Reading the file version from Windows EXE and DLL files.



One of my goals for this week was reading the version of Windows executable files. The code should be implemented in Java and avoid resorting to any native calls.

So, a solution that seemed simple and straightforward would be reading directly the PE header from these files and read the version number for our use.

As many things in life, it's easier said than done.

The troubles started with the code required to handle binary files. I'm using Java and had none of my trustworthy code from previous projects to read files using specific x86 sizes for DWORD, WORD and Unicode strings with a limited size.

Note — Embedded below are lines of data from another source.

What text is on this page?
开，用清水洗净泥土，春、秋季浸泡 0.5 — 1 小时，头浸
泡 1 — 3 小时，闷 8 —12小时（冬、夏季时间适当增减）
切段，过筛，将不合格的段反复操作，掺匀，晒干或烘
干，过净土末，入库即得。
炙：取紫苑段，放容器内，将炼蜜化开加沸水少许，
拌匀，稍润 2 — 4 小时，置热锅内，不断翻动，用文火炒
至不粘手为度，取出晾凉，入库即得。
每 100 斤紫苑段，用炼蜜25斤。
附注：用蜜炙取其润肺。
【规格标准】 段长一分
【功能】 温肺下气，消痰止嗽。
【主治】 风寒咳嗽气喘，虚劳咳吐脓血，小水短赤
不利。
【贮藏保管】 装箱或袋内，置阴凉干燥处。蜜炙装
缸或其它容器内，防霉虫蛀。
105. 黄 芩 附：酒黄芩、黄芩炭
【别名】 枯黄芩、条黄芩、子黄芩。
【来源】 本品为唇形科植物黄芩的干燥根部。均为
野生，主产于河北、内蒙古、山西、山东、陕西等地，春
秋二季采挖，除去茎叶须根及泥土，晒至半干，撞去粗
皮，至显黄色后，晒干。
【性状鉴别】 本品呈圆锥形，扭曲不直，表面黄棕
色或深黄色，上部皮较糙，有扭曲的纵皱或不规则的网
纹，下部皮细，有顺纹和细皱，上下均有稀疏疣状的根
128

To my rescue, I've found the nifty binary file class from Jeff Heaton: http://www.heatonresearch.com/articles/22/page2.html

It's simple and perfect. Far better than the code I used in my previous projects. To handle Unicode strings I read each byte of the Unicode string onto a byte buffer and then use a Java command to convert it properly:

Grabbing the byte sequence of the string:

rgbData = new byte[Data];
for (int i = 0; i < rgbData.length; i++){
rgbData[i] = (byte) bin.readByte();
if ((rgbData[i]==0)&&(rgbData[i-1]==0))
break;
}


Converting to plain string:
String output = new String(rgbData, "UTF-8");

--------------------------

But my biggest trouble was the fact that the file version was not kept inside the PE header itself. The file version for DLL, EXE, OCX, DRV, SCR and similar files is kept inside a resource on the file. (Thanks to TheK on boot-land for helping me sort this detail: http://www.boot-land.net/forums/index.php?showtopic=11890)

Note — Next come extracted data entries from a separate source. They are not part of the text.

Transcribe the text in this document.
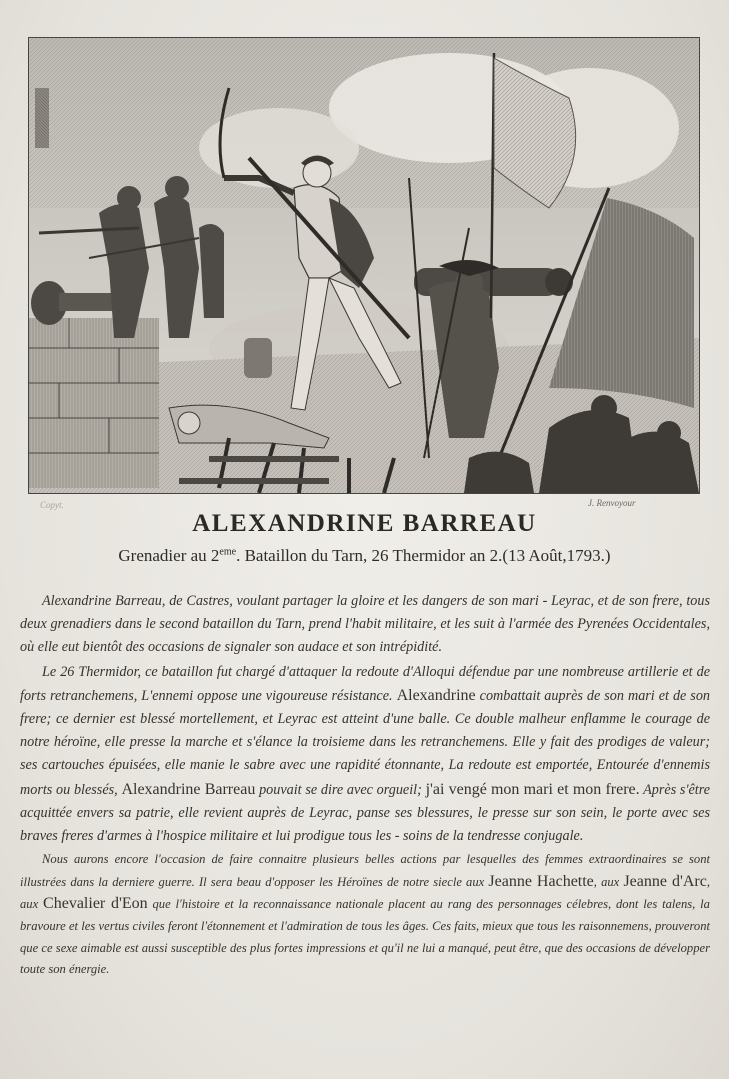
Copyt.	J. Renvoyour
ALEXANDRINE BARREAU
Grenadier au 2eme. Bataillon du Tarn, 26 Thermidor an 2.(13 Août,1793.)

Alexandrine Barreau, de Castres, voulant partager la gloire et les dangers de son mari - Leyrac, et de son frere, tous deux grenadiers dans le second bataillon du Tarn, prend l'habit militaire, et les suit à l'armée des Pyrenées Occidentales, où elle eut bientôt des occasions de signaler son audace et son intrépidité.

Le 26 Thermidor, ce bataillon fut chargé d'attaquer la redoute d'Alloqui défendue par une nombreuse artillerie et de forts retranchemens, L'ennemi oppose une vigoureuse résistance. Alexandrine combattait auprès de son mari et de son frere; ce dernier est blessé mortellement, et Leyrac est atteint d'une balle. Ce double malheur enflamme le courage de notre héroïne, elle presse la marche et s'élance la troisieme dans les retranchemens. Elle y fait des prodiges de valeur; ses cartouches épuisées, elle manie le sabre avec une rapidité étonnante, La redoute est emportée, Entourée d'ennemis morts ou blessés, Alexandrine Barreau pouvait se dire avec orgueil; j'ai vengé mon mari et mon frere. Après s'être acquittée envers sa patrie, elle revient auprès de Leyrac, panse ses blessures, le presse sur son sein, le porte avec ses braves freres d'armes à l'hospice militaire et lui prodigue tous les - soins de la tendresse conjugale.

Nous aurons encore l'occasion de faire connaitre plusieurs belles actions par lesquelles des femmes extraordinaires se sont illustrées dans la derniere guerre. Il sera beau d'opposer les Héroïnes de notre siecle aux Jeanne Hachette, aux Jeanne d'Arc, aux Chevalier d'Eon que l'histoire et la reconnaissance nationale placent au rang des personnages célebres, dont les talens, la bravoure et les vertus civiles feront l'étonnement et l'admiration de tous les âges. Ces faits, mieux que tous les raisonnemens, prouveront que ce sexe aimable est aussi susceptible des plus fortes impressions et qu'il ne lui a manqué, peut être, que des occasions de développer toute son énergie.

So, besides implementing the PE header reading part, it was also necessary to implement all the logic to correctly interpret resources inside executables.

For my luck, this format is extensively documented around the Internet and even MS itself has released official documentation that explains (to some extent) how the structures should be read.

Nevertheless, it took me far longer than initially expected. I had planned for a full day of work and ended up working 3 days to achieve this goal. The code itself is not optimized for speed but for the moment it will suffice the needs of the prototype.

I've tested both with DLL's from the Windows kernel and custom executables from other compilers that had inclusively been modified with UPX - the exe compressor.

It was a good adventure. I've learned far more than what I originally knew about the binary format of windows executable files and this added knowledge might certainly open the "window" for other adventures in the future.

:)